TransformerDecoderLayer¶
- class
dragon.vm.torch.nn.
TransformerDecoderLayer
(
d_model,
nhead,
dim_feedforward=2048,
dropout=0.1,
activation='relu',
norm_first=False
)[source]¶ Layer for a standard transformer decoder . [Vaswani et.al, 2017].
Examples:
memory = torch.ones(4, 2, 8) tgt = torch.ones(5, 2, 8) decoder_layer = torch.nn.TransformerDecoderLayer(d_model=8, nhead=2) out = decoder_layer(tgt, memory)
__init__¶
TransformerDecoderLayer.
__init__
(
d_model,
nhead,
dim_feedforward=2048,
dropout=0.1,
activation='relu',
norm_first=False
)[source]¶Create a
TransformerDecoderLayer
.- Parameters:
- d_model (int) – The dimension of features.

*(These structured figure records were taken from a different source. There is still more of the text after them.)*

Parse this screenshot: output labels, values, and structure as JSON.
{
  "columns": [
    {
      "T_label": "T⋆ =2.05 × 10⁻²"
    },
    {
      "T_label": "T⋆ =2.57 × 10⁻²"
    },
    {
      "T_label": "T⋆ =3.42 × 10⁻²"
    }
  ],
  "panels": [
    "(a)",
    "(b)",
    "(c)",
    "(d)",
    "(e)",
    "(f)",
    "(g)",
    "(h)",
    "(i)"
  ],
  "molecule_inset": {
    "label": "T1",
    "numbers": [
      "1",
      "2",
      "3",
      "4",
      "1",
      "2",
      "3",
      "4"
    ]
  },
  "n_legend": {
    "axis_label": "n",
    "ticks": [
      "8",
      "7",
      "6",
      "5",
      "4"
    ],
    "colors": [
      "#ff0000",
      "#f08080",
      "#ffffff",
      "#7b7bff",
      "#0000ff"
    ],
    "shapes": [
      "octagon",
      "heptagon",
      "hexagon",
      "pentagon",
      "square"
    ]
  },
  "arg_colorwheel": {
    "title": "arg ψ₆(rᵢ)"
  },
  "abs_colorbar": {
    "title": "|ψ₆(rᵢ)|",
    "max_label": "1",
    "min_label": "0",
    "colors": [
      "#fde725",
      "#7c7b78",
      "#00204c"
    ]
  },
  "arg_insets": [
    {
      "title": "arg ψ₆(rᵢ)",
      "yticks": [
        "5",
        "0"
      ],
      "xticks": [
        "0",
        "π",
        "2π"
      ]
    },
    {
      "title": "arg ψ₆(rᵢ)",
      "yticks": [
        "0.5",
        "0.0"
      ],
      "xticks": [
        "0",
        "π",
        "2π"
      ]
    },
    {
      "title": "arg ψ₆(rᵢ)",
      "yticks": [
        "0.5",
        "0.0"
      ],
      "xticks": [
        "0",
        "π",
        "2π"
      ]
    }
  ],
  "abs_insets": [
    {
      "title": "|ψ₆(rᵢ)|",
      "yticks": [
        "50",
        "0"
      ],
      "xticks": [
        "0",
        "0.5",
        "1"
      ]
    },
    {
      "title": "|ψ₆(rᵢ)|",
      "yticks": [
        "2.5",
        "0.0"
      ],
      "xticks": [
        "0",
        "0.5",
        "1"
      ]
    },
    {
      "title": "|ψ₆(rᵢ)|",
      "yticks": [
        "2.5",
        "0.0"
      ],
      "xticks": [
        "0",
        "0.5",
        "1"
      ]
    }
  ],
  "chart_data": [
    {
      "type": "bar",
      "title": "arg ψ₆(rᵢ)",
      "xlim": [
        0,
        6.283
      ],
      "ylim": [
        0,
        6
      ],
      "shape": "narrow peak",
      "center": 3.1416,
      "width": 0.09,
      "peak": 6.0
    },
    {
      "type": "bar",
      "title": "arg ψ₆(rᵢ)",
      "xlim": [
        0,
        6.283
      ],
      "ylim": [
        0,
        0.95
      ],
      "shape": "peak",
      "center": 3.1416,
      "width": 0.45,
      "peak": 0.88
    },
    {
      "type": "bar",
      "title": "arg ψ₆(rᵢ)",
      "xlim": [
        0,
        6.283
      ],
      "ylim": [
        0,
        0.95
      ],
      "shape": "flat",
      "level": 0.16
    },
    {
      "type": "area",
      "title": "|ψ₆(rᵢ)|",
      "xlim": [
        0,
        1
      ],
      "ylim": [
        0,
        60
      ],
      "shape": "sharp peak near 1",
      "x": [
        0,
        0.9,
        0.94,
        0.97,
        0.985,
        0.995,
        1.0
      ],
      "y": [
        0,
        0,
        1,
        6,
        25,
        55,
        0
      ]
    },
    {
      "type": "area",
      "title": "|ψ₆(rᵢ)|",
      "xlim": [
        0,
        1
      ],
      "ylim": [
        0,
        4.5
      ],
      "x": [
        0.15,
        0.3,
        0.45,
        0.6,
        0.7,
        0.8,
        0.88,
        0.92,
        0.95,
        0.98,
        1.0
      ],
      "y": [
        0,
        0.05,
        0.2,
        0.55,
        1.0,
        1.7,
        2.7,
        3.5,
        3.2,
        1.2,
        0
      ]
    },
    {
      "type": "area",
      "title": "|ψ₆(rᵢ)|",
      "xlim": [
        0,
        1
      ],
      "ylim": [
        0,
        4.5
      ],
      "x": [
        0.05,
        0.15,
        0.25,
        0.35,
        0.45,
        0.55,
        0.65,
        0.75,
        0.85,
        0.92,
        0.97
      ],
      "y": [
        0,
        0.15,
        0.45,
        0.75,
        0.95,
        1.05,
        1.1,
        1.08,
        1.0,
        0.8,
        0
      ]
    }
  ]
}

- nhead (int) – The number of parallel heads.
- dim_feedforward (int, optional, default=2048) – The dimension of feedforward network.
- dropout (float, optional, default=0.1) – The dropout ratio.
- activation (str, optional, default='relu') – The activation function.
- norm_first (bool, optional, default=False) – Apply layer form before attention and feedforward.